Questions fréquentes

Puis-je être expulsé si j'ai un enfant français ?
Oui, l'expulsion est possible même si vous avez un enfant français, mais le juge vérifie si la mesure porte une atteinte disproportionnée à votre vie privée et familiale et à l'intérêt supérieur de l'enfant.
Qu'est-ce qu'une assignation à résidence ?
C'est une mesure qui vous oblige à résider dans un lieu déterminé, souvent avec des obligations de pointage, en attendant l'exécution d'une mesure d'éloignement.
Comment contester une mesure d'expulsion ?
Vous pouvez saisir le juge des référés en référé-liberté (article L. 521-2 du code de justice administrative) pour demander la suspension de la mesure si elle porte une atteinte grave et manifestement illégale à une liberté fondamentale.

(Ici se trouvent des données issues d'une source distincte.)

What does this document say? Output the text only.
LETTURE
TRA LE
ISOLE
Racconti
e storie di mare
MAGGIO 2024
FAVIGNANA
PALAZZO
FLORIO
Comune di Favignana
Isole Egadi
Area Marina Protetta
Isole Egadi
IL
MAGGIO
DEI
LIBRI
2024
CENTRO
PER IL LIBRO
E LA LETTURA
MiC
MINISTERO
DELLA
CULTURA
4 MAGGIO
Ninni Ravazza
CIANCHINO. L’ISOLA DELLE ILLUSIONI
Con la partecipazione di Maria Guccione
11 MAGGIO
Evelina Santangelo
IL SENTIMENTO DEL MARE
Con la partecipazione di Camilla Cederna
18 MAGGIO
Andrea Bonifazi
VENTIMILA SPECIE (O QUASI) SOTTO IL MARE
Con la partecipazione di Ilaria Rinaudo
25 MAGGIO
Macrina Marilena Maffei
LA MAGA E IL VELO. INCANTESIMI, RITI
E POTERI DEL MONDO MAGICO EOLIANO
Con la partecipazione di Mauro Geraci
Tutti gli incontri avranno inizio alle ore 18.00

Qu'est-ce que le référé-liberté ?
C'est une procédure d'urgence devant le juge administratif pour faire cesser rapidement une atteinte grave et manifestement illégale à une liberté fondamentale.
Quels sont les critères pour annuler une expulsion ?
Il faut démontrer que la mesure est disproportionnée au regard de votre droit au respect de votre vie privée et familiale, de l'intérêt supérieur de votre enfant, et qu'elle ne répond pas à une menace grave pour l'ordre public.
Que se passe-t-il si la commission d'expulsion donne un avis défavorable ?
L'avis défavorable ne lie pas le préfet, mais il est un indice que la mesure pourrait être disproportionnée. Le juge en tient compte, mais il examine l'ensemble des circonstances.